Asenath Barzani’s narrative begins with the patriarchal sentiment that Rabbi Samuel did not have any sons “because of his sins” and Asenath was merely his smartest, most capable daughter. He taught Asenath how to read and study Torah, Talmud, Mishna, and Kabbalah, “I grew upon the knees of sages, pleasing my late father greatly with my wisdom, he taught me nothing but the holy work of studying the Torah day and night,” she recalled in one of her remaining letters.

Eventually her knowledge became well-known throughout the wider Middle East. When it was time for her to marry, her father chose his brightest pupil, Rabbi Jacob ben Abraham Mizrahi. Radical for perhaps any time period, Rabbi Samuel stipulated in the ketubah (marriage contract) that they would not be betrothed unless his daughter would focus her time as a Torah/Talmud scholar as opposed to typical domestic work.

After Asenath’s father passed away and while her husband was away serving the needs of Kurdistan’s other remote Jewish communities she effectively became the religious leader of Amediya and the surrounding villages, and was acting Rosh Yeshiva (head of the religious school). She was also given the honorific title Tanna’it which references the early Tanna scholars who taught Mishna; however in at least one correspondence with a certain Rabbi Pinhas Hariri, he referred to her as rabbi (teacher), “My rabbi and teacher, we are always willing to serve you with pure faith.”

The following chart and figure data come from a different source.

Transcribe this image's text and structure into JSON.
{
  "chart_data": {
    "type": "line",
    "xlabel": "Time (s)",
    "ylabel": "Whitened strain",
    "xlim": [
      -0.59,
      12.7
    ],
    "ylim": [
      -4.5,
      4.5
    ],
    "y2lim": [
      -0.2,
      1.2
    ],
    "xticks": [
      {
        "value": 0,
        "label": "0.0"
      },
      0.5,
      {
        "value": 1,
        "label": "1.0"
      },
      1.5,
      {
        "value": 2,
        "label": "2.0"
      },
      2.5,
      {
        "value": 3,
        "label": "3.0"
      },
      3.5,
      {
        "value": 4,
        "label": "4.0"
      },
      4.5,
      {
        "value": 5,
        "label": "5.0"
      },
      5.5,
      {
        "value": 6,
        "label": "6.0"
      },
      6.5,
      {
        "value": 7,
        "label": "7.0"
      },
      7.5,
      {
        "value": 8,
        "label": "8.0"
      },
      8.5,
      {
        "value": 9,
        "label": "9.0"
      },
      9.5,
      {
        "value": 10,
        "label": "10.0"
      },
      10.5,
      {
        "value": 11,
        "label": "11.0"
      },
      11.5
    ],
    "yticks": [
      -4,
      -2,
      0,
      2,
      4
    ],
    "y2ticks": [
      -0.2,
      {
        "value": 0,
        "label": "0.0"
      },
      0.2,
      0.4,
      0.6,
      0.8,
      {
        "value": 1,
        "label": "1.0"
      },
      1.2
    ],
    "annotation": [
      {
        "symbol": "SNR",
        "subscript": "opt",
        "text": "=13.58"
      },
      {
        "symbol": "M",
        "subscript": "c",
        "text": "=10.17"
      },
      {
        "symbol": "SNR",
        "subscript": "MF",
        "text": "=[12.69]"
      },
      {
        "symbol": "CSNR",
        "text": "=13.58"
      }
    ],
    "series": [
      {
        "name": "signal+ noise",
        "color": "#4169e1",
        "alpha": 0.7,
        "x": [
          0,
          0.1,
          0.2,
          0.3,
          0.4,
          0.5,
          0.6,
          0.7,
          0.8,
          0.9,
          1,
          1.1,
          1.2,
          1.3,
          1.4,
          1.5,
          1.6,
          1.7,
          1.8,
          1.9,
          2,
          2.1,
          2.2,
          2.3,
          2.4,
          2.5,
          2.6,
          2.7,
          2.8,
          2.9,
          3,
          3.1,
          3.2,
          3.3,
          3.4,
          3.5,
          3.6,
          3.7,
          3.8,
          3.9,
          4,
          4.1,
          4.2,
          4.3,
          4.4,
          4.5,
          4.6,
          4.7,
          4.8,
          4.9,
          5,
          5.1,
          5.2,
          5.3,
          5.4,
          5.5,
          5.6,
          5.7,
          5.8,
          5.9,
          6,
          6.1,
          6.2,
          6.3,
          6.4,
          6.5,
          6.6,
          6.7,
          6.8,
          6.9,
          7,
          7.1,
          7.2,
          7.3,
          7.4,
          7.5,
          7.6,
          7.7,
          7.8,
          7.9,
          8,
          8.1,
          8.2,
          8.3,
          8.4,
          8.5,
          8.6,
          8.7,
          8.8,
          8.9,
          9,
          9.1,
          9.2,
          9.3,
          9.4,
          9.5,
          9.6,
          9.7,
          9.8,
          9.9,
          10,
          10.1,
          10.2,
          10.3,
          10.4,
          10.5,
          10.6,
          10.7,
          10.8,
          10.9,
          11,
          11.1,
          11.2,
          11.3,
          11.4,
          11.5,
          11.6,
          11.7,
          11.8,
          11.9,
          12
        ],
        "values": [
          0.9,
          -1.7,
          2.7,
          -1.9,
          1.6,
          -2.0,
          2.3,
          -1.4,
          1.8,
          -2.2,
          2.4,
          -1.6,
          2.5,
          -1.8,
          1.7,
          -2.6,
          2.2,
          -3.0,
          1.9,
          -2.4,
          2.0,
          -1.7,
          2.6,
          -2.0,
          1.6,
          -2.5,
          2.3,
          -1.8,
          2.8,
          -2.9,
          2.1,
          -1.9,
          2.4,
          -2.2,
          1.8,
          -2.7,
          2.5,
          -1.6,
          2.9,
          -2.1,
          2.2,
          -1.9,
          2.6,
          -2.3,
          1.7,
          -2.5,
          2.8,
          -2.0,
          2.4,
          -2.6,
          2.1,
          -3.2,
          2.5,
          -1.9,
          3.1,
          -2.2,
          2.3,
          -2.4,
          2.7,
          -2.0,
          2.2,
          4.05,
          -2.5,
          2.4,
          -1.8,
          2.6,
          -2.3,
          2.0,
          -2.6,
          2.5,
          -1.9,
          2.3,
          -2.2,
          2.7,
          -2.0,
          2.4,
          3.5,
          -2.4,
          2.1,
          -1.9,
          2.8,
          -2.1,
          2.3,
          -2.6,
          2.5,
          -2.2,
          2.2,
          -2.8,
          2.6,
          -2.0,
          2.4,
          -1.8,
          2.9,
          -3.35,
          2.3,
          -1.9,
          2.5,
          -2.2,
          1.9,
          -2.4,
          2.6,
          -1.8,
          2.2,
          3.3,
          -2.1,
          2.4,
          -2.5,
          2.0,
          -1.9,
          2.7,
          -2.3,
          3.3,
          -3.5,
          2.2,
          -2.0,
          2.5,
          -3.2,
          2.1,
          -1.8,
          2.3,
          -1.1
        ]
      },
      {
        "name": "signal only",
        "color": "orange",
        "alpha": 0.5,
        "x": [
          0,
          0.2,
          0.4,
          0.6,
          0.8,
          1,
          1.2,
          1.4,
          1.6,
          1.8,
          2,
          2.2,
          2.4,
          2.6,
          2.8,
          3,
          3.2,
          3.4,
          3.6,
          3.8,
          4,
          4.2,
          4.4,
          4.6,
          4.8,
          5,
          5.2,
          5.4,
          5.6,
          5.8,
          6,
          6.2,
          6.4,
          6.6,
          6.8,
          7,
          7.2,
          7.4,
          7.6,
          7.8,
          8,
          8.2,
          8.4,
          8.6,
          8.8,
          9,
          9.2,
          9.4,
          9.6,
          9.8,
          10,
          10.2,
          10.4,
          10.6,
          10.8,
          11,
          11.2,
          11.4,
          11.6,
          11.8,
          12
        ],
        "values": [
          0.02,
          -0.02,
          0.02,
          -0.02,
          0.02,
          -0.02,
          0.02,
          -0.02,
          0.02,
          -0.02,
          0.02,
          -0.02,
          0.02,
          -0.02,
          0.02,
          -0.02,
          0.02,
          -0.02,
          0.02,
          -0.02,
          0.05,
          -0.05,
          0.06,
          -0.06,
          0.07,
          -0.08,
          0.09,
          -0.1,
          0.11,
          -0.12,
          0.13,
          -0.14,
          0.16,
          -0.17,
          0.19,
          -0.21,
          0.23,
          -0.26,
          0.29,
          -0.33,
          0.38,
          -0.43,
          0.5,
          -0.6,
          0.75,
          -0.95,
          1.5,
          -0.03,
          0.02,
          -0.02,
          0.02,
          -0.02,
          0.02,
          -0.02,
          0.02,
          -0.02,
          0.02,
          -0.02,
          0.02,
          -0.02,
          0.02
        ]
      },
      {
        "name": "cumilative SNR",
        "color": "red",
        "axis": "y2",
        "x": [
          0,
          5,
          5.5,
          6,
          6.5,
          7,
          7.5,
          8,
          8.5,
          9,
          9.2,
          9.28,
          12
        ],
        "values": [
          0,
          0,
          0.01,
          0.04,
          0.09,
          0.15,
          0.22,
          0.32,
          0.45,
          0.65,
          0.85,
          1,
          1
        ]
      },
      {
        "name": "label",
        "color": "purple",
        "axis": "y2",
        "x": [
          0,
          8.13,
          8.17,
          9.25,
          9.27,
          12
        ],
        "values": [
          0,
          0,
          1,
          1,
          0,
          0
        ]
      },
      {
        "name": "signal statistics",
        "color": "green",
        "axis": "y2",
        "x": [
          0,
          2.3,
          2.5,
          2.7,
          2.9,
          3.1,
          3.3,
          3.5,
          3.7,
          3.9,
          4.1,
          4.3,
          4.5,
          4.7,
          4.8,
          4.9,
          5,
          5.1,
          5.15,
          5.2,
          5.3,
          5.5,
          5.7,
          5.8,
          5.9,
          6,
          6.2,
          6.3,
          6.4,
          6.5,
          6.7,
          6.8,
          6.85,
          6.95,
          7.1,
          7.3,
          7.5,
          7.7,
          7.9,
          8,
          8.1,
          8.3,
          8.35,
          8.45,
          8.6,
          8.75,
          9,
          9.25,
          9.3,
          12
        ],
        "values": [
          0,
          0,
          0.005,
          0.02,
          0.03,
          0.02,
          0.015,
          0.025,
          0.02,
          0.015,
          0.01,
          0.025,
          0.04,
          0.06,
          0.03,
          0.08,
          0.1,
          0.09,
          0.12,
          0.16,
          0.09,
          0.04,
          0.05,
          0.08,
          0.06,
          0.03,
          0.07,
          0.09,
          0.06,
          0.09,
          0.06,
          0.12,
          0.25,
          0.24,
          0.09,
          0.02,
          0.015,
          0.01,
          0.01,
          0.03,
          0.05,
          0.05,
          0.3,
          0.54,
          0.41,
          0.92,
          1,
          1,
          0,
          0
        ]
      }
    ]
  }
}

It is also said that while Rabbi Jacob was away, the Tanna’it wrote several petitionary letters to the Jewish community of Baghdad and elsewhere, asking for financial and religious assistance for her impoverished community. These letters were not only informative but lyrical, stylized, even poetic.

Said to be prolific in Kabbalah in particular, Asenath was perhaps most known for surrounding legends and folktales involving her. One recalls her yelling holy words to fend off an attacker, while the most famous, “Flock of Angels,” recalls that during one Rosh Hodesh (new month) she saved a burning synagogue in Amediya while using Kabbalistic incantations. Indeed, it is said that the community was so grateful to her for saving the synagogue that they renamed it after her. It may be the first time a synagogue was named after a woman.

Asenath’s influence was so powerful that century’s later, Jewish women in Iraqi Kurdistan continued to teach and lead their communities in different capacities. While unconfirmed, some Kurdish locals contend that her grave still exists today in the middle of the town.

Of course, while my wife and I do not literally expect our daughter to use Kabbalist chants to stop burning buildings, and do not necessarily need her to become a rabbi, we did seek to impart the values of this strong, unique proto-feminist woman, the first female ‘rabbi’ in Jewish history. Our expectations remain high nonetheless.